Q. If you look at last year's press conferences, Kobe seemed to crack more jokes and maybe be a little bit more relaxed. He hasn't been like that this Finals. Why do you think that is? Why the change in demeanor? And are you guys able to enjoy this right now, or is it too much of a grind right now?
DEREK FISHER: Well, I think our experiences from last year were just so different prior to getting to this point. I don't think we were over-confident or assumed that we were going to win the championship before The Finals started, but to go through the Western Conference playoffs the way we did a season ago, I think we were able to walk in and feel as though we couldn't lose no matter who we played. We were playing that good of basketball, everybody on the team was playing well, there was no reason to believe that there was any team out there that could beat us.
Obviously that's been very different for us getting to this point this year. So I think there's just a change in perspective and a realization that even if you may be the more talented team, you've been really successful before today, there's no guarantee that things are going to end the way you want them to until it's actually done.
So this year he, myself, other guys on our team just haven't been as jovial and as excited about great things happening or really good things happening because until we win this fourth game in the series, it's too close to last year for us to feel as though we've won before we've won. We don't want to go through that feeling again of getting to the doorstep and not being strong enough and willing to stick our hand out and twist that doorknob and open the door and walk through it. We're not going to stand in front of the door this time. I think that's where the serious nature is coming from.
Q. For those of you who have gone through this before, it seemed like the first three championships, each one had its own unique meaning. Do you recall a different kind of feeling for each of those? And off of that then do you have a sense of what the fourth one would mean, especially seven years removed from the last?
DEREK FISHER: Yeah, they're definitive and very obvious differences from year to year. Winning the first championship is a really difficult thing to do, and we learned last season how difficult it is to try and finish it. We're on the doorstep of it now.
From year to year after you win one, you feel like you know what it takes to win, and so there's a confidence and a belief that no matter what you face, you'll figure out how to get things done, and the confidence that we played with in 2001 after going through what we went through in 2000 in terms of having problems in elimination games and not being able to beat teams to close them out, in 2001 we just weren't going to lose. It didn't matter. Even losing that first game in The Finals was very frustrating and disappointing for us.
This year and having the opportunity to win a fourth championship, like I said a few days ago, it feels like the first again. It's so far removed from 2002 and what I've personally been through, what everybody on our team -- there are a lot of guys on our team that were almost just graduating from middle school when we were winning championships in 2000 and 2001 and 2002, and now they're my teammates.
So it's a lifetime from the last championship won. So I see this championship as obviously one that will go on top of the three that I'm fortunate enough to have if we can get this done. But it feels new again. You know, that's why I'm laying everything that I possibly have out there to try to help this team.

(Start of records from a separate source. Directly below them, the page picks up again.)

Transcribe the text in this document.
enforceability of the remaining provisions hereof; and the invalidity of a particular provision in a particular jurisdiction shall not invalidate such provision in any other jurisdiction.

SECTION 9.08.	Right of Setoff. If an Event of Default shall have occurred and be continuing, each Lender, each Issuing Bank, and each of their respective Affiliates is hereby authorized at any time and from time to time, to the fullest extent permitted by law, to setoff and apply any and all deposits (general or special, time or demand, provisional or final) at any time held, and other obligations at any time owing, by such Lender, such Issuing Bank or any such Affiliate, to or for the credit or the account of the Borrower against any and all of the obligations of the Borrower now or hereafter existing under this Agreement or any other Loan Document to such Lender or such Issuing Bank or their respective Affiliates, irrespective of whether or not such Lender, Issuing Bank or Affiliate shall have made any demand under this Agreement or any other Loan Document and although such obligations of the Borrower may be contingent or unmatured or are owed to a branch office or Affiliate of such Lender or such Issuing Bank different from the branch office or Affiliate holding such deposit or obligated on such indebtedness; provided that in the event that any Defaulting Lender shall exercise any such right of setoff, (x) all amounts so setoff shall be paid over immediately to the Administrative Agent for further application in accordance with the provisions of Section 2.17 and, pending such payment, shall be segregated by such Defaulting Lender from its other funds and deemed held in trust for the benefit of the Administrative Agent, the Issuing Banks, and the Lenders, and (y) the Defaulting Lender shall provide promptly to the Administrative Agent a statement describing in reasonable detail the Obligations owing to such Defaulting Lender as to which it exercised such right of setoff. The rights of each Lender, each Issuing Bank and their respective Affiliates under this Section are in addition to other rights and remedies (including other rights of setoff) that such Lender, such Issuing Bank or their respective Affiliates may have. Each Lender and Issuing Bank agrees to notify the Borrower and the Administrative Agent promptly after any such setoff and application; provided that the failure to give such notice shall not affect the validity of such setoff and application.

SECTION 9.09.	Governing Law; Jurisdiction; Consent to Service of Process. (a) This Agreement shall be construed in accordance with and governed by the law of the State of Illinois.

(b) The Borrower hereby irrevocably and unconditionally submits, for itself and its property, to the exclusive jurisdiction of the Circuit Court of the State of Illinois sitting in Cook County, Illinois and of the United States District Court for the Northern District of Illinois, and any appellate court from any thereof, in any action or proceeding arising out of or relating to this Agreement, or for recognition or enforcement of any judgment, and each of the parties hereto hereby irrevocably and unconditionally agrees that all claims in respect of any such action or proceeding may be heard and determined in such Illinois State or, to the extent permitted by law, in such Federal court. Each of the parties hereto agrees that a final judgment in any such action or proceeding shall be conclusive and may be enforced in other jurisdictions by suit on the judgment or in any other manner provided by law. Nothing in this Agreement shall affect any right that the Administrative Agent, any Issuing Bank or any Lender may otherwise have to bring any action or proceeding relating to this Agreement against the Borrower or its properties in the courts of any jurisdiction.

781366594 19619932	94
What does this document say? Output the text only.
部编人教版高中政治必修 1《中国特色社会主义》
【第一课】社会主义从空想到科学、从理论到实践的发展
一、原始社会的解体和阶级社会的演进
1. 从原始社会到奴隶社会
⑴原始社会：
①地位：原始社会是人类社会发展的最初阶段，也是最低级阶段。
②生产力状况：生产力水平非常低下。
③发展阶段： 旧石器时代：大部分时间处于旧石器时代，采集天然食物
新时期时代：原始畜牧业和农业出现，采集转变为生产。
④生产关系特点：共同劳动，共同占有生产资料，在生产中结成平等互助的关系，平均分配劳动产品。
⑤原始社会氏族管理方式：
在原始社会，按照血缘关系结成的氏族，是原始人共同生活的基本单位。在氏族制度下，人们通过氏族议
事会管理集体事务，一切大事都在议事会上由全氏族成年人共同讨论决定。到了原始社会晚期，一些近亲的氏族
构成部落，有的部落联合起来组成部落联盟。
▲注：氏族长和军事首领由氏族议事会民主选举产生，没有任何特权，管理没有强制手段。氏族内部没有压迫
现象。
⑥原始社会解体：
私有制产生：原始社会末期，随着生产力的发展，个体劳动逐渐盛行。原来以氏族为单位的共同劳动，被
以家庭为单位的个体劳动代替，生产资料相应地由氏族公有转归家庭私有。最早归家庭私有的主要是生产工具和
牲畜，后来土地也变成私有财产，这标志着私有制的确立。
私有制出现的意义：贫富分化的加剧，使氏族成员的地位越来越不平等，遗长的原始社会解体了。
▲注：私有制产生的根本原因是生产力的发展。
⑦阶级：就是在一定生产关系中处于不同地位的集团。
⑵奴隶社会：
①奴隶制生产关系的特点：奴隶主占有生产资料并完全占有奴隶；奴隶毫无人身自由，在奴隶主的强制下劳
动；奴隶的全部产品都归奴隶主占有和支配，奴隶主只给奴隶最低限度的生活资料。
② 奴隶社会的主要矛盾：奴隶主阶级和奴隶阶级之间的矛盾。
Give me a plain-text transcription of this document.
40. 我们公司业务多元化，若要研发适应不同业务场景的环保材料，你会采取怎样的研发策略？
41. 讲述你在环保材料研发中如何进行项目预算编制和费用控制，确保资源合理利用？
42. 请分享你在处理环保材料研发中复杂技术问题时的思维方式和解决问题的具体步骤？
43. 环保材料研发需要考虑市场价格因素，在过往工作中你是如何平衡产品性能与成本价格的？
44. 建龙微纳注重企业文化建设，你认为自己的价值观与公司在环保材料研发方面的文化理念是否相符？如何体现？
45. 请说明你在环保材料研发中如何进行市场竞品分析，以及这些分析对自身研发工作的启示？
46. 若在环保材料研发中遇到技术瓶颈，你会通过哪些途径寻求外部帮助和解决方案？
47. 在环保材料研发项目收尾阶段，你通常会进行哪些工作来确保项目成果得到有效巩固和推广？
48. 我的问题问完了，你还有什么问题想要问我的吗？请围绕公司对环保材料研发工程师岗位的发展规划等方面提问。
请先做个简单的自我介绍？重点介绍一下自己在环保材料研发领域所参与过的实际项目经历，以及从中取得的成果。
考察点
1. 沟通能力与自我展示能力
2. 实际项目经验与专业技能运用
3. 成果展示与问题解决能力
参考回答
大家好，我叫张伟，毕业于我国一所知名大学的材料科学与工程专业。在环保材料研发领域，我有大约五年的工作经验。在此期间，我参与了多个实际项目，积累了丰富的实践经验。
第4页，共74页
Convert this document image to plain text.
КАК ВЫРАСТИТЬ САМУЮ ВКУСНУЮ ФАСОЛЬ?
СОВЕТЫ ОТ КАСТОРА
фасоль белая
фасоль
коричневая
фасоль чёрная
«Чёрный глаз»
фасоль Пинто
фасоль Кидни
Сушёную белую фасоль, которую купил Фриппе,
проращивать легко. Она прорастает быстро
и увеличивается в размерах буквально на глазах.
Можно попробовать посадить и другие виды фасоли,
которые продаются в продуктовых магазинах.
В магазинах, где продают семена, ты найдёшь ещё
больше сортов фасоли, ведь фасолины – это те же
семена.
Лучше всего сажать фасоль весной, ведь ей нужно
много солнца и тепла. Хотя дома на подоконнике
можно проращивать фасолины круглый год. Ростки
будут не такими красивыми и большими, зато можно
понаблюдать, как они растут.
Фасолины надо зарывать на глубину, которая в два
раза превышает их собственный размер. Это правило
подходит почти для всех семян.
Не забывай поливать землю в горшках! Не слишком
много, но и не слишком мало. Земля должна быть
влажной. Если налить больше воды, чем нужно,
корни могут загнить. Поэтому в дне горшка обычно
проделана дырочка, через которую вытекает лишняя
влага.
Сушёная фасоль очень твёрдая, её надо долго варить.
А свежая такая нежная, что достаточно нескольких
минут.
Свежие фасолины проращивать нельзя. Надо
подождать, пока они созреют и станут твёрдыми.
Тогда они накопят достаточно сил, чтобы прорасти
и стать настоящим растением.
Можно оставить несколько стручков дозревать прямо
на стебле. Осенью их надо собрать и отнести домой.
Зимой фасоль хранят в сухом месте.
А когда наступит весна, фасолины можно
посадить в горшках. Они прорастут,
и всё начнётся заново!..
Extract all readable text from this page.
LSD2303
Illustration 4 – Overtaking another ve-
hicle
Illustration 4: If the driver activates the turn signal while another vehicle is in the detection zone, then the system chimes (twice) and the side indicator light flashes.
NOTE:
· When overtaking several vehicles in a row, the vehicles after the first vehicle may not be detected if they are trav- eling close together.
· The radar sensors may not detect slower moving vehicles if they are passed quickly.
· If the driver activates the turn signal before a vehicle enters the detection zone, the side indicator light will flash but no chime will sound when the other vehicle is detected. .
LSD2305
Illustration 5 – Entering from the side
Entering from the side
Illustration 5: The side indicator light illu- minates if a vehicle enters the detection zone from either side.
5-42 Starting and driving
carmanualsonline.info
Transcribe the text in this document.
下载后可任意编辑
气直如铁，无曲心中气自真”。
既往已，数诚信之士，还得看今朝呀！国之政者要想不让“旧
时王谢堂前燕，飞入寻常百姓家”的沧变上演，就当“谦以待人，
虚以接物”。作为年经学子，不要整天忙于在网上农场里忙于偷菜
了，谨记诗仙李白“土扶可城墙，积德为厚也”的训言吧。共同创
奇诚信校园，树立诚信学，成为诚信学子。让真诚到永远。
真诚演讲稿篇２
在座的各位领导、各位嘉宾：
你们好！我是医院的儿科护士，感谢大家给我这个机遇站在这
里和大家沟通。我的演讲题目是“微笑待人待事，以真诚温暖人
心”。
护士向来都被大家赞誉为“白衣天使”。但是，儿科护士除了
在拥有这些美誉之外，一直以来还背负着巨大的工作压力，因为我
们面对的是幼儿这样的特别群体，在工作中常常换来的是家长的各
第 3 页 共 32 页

Q. When you came back a couple years ago, how important was it that Mitch knew who you were as a player, Mitch really understand what you brought to the team? How important was that when you were deciding to come back here?
DEREK FISHER: I think the importance really lay in the value and the type of contract agreement we were able to reach. I don't think once we started talking, I don't think there was a question about me wanting to return to a team that I had been on before, obviously moving back to Los Angeles. But I think his and the organization's recognition of what I had been able to do before to help teams win and the desires of Kobe and other people in management and on the team to get back to those levels, that's why I think we were able to reach a good, solid contract. I think they easily could have forced my hand saying, look, we know you're moving back to LA anyway --
Q. Doesn't it say something about the whole Laker management culture that what you do is what they appreciate?
DEREK FISHER: Yeah, I think they've always had that reputation, that players that make a difference, players that have an impact on the team, the success of the team are people that the city feel good about, they support, they get behind, those are the guys that they're going to take care of, that they're going to try to keep around for long periods of time. I don't know if there are many other organizations that have guys like Magic Johnson and James Worthy and other guys that played years 1 through 12 or 13 with the same team. And I think it's because of those reasons. It's not just a numbers thing or how many points and whatnot that you average, but your true impact on the team, and I think on the organization and the city of LA.